Porquê Claude-first, e isso cria lock-in?
Claude-first significa que o trabalho de produto mais profundo está em torno do Claude Code e de como as equipas enterprise o operam. O mapa de acesso, identidade, políticas, FinOps e evidência são neutros em relação ao fornecedor e desenhados em torno do que os agentes tocam, não de um único modelo. Claude é a primeira superfície de integração, não uma prisão.
A Olivares compete com a Anthropic ou revende Claude?
Não. A Olivares complementa o Claude; não o substitui, não o revende e não intermedeia credenciais de subscrição. A sua relação com o modelo continua entre a sua organização e o fornecedor do modelo. A Olivares é a camada de governação e observação em torno dos agentes e sessões que usam esses modelos.
Os meus dados saem do perímetro?
Os dados de governação da Olivares ficam no seu perímetro: mapa de acesso, ledger de auditoria, inventário e estado de políticas vivem no seu armazenamento. A plataforma regista relações e resultados, não payloads de prompts, linhas de resultado, segredos ou dados pessoais. Não há telemetria obrigatória para casa. A exceção honesta é a inferência do modelo: modelos alojados como Claude recebem os pedidos que decide enviar-lhes.
A Olivares pode quebrar produção?
A descoberta e o mapa de acesso são fora de banda. Leem logs de auditoria, OpenTelemetry e sinais nativos das fontes em vez de se colocarem em cada data path dos agentes, por isso uma falha do coletor degrada visibilidade, não tráfego de produção. O enforcement só se aplica onde liga deliberadamente um gate governado, como um hook do Claude Code ou outra superfície de atuação provisionada. Esses gates são desenhados para falhar fechados, não para mostrar um verde falso.
Até que ponto devo confiar no mapa de acesso?
Confie em cada aresta exatamente até onde a evidência permite. O mapa distingue leitura de leitura/escrita apenas quando a fonte consegue provar essa distinção, e mostra confiança de atribuição e cobertura. Se uma conta de serviço partilhada esconde a identidade do agente ou uma fonte não consegue provar leitura versus escrita, o produto marca essa incerteza em vez de adivinhar. Evidência limpa é acionável; evidência desconhecida ou aproximada mostra onde melhorar instrumentação.

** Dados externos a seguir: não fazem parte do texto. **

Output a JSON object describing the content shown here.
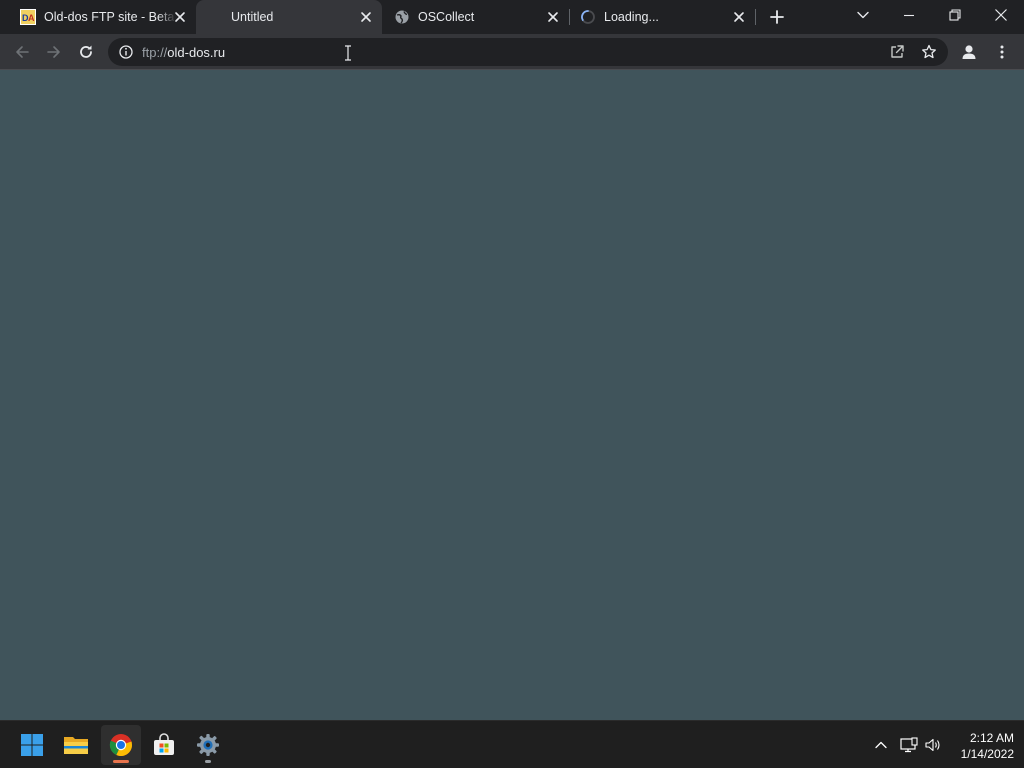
{
  "browser": {
    "tabs": [
      {
        "title": "Old-dos FTP site - Beta",
        "favicon": "old-dos-logo-icon",
        "state": "inactive"
      },
      {
        "title": "Untitled",
        "favicon": "none",
        "state": "active"
      },
      {
        "title": "OSCollect",
        "favicon": "globe-icon",
        "state": "inactive"
      },
      {
        "title": "Loading...",
        "favicon": "loading-spinner-icon",
        "state": "loading"
      }
    ],
    "omnibox": {
      "scheme": "ftp://",
      "host": "old-dos.ru"
    }
  },
  "content": {
    "background_color": "#40545b"
  },
  "taskbar": {
    "apps": [
      {
        "name": "start-icon"
      },
      {
        "name": "file-explorer-icon"
      },
      {
        "name": "chrome-icon",
        "active": true
      },
      {
        "name": "microsoft-store-icon"
      },
      {
        "name": "settings-icon",
        "running": true
      }
    ],
    "clock": {
      "time": "2:12 AM",
      "date": "1/14/2022"
    }
  },
  "colors": {
    "titlebar": "#202124",
    "toolbar": "#35363a",
    "accent_chrome_indicator": "#e8744d"
  }
}
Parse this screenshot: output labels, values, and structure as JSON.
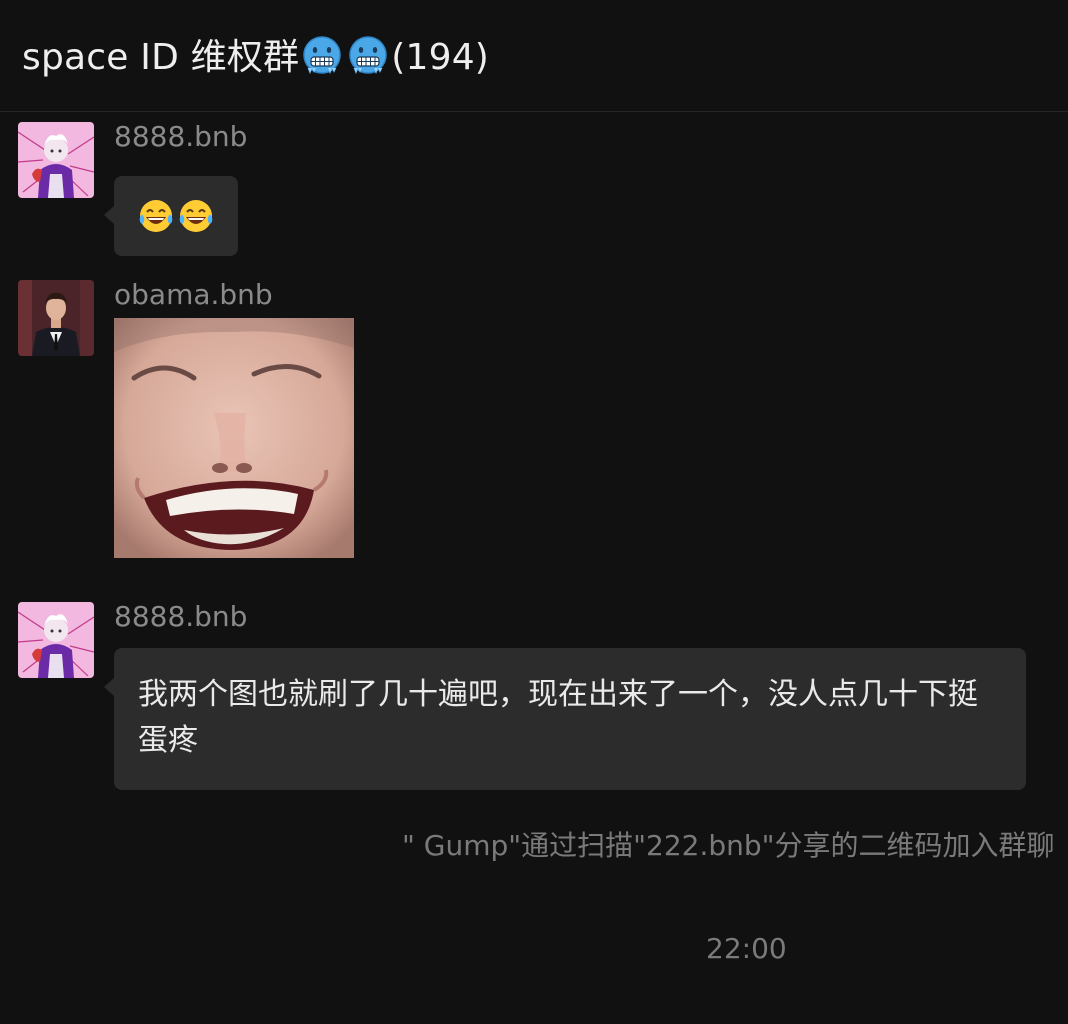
{
  "header": {
    "title_text": "space ID 维权群",
    "title_emojis": [
      "freezing-face-icon",
      "freezing-face-icon"
    ],
    "member_count": "(194)"
  },
  "messages": [
    {
      "sender": "8888.bnb",
      "avatar": "anime-character-avatar",
      "type": "emoji",
      "emojis": [
        "tears-of-joy-icon",
        "tears-of-joy-icon"
      ]
    },
    {
      "sender": "obama.bnb",
      "avatar": "man-in-suit-avatar",
      "type": "sticker",
      "sticker": "laughing-child-sticker"
    },
    {
      "sender": "8888.bnb",
      "avatar": "anime-character-avatar",
      "type": "text",
      "text": "我两个图也就刷了几十遍吧，现在出来了一个，没人点几十下挺蛋疼"
    }
  ],
  "system_message": "\" Gump\"通过扫描\"222.bnb\"分享的二维码加入群聊",
  "timestamp": "22:00",
  "colors": {
    "background": "#111111",
    "bubble": "#2c2c2c",
    "muted_text": "#8a8a8a",
    "primary_text": "#eaeaea"
  }
}
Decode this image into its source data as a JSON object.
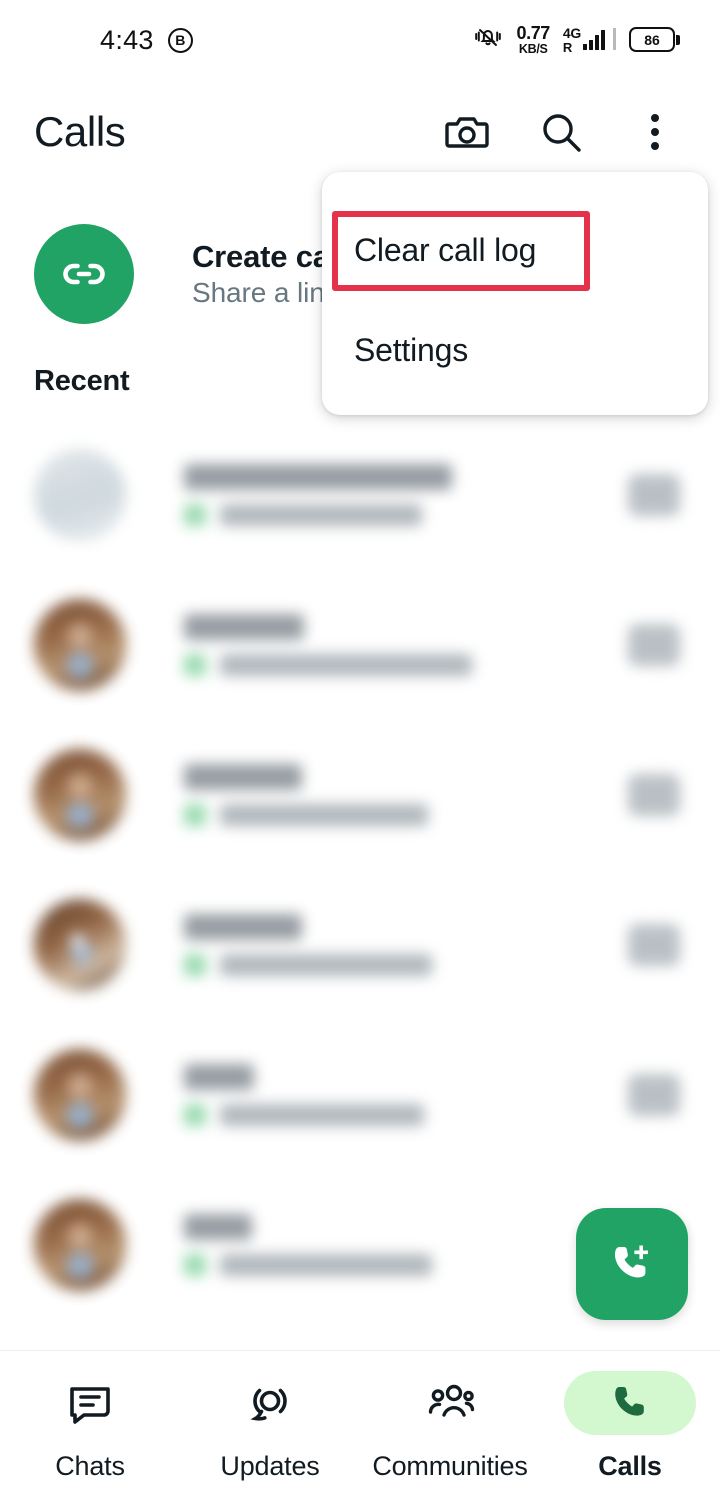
{
  "status_bar": {
    "time": "4:43",
    "badge_icon": "b-bubble-icon",
    "badge_label": "B",
    "mute_icon": "bell-muted-icon",
    "net_speed_value": "0.77",
    "net_speed_unit": "KB/S",
    "network_type": "4G",
    "roaming_label": "R",
    "battery_percent": "86"
  },
  "app_bar": {
    "title": "Calls",
    "actions": [
      {
        "name": "camera-icon",
        "label": "Camera"
      },
      {
        "name": "search-icon",
        "label": "Search"
      },
      {
        "name": "overflow-menu-icon",
        "label": "More options"
      }
    ]
  },
  "create_call_link": {
    "icon": "link-icon",
    "title": "Create call link",
    "subtitle": "Share a link",
    "avatar_color": "#21a366"
  },
  "sections": {
    "recent_label": "Recent"
  },
  "call_list": {
    "rows": [
      {
        "name": "redacted-contact-1",
        "avatar": "blank",
        "meta": "redacted",
        "action": "video-call-icon"
      },
      {
        "name": "redacted-contact-2",
        "avatar": "photo",
        "meta": "redacted",
        "action": "video-call-icon"
      },
      {
        "name": "redacted-contact-3",
        "avatar": "photo",
        "meta": "redacted",
        "action": "video-call-icon"
      },
      {
        "name": "redacted-contact-4",
        "avatar": "photo2",
        "meta": "redacted",
        "action": "video-call-icon"
      },
      {
        "name": "redacted-contact-5",
        "avatar": "photo",
        "meta": "redacted",
        "action": "video-call-icon"
      },
      {
        "name": "redacted-contact-6",
        "avatar": "photo",
        "meta": "redacted",
        "action": "video-call-icon"
      }
    ]
  },
  "fab": {
    "icon": "phone-add-icon",
    "label": "New call",
    "color": "#21a366"
  },
  "overflow_menu": {
    "items": [
      {
        "label": "Clear call log",
        "name": "menu-item-clear-call-log",
        "highlighted": true
      },
      {
        "label": "Settings",
        "name": "menu-item-settings",
        "highlighted": false
      }
    ],
    "highlight_color": "#e5324b"
  },
  "bottom_nav": {
    "items": [
      {
        "label": "Chats",
        "icon": "chats-icon",
        "active": false
      },
      {
        "label": "Updates",
        "icon": "updates-icon",
        "active": false
      },
      {
        "label": "Communities",
        "icon": "communities-icon",
        "active": false
      },
      {
        "label": "Calls",
        "icon": "phone-icon",
        "active": true
      }
    ],
    "active_pill_color": "#d3f7cf",
    "active_icon_color": "#1d6b3f"
  }
}
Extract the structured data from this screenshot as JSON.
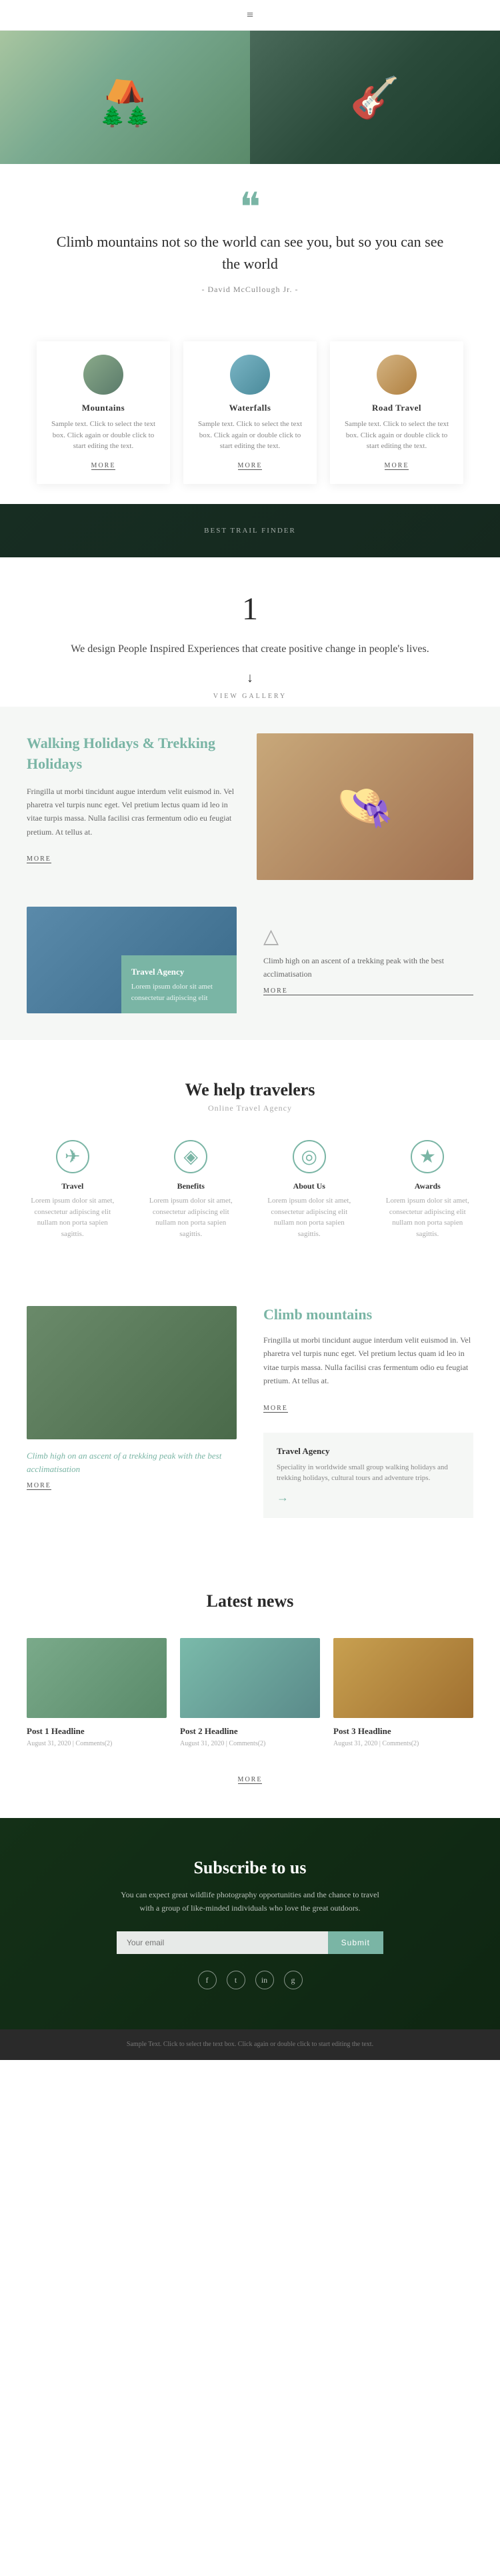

A Olivares está pronta para produção?
A Olivares é pre-1.0 e está em desenvolvimento ativo, e o site público marca a experiência do produto como preview. As equipas devem avaliá-la read-first, em ambientes não críticos ou num estate controlado, antes de a ligar a caminhos de controlo importantes. APIs e superfícies de módulos ainda podem mudar. Essa honestidade faz parte do produto: uma plataforma de governação não deve exagerar o que consegue provar.
Como é licenciada?
O núcleo self-hosted é aberto sob AGPL-3.0. A intenção é que o produto self-hosted completo seja útil sem uma edição community limitada por funcionalidades. Existe uma licença comercial para organizações que precisam de uma exceção à AGPL por razões legais ou de distribuição. Os limites de conectores e integrações devem ser verificados no repositório publicado no lançamento.
Quanto custa?
Pode self-hostar o produto AGPL sem pagar à Olivares por desbloqueio de funcionalidades. Os seus custos operacionais são a sua própria infraestrutura e a inferência de modelos que escolher usar através das suas contas de fornecedor. As opções pagas são para licença comercial e acordos enterprise, não para tornar funcional o produto core.
Como deve uma equipa avaliá-la em segurança?
Comece read-first: ligue sinais, inspecione o mapa de acesso e compare comportamento permitido com observado antes de ativar enforcement. Trate o uso inicial como avaliação de desenho e cobertura, não como o seu único mecanismo de segurança. Quando o mapa mostrar incerteza, melhore a propagação de identidade e as fontes de auditoria antes de basear uma decisão nessa aresta.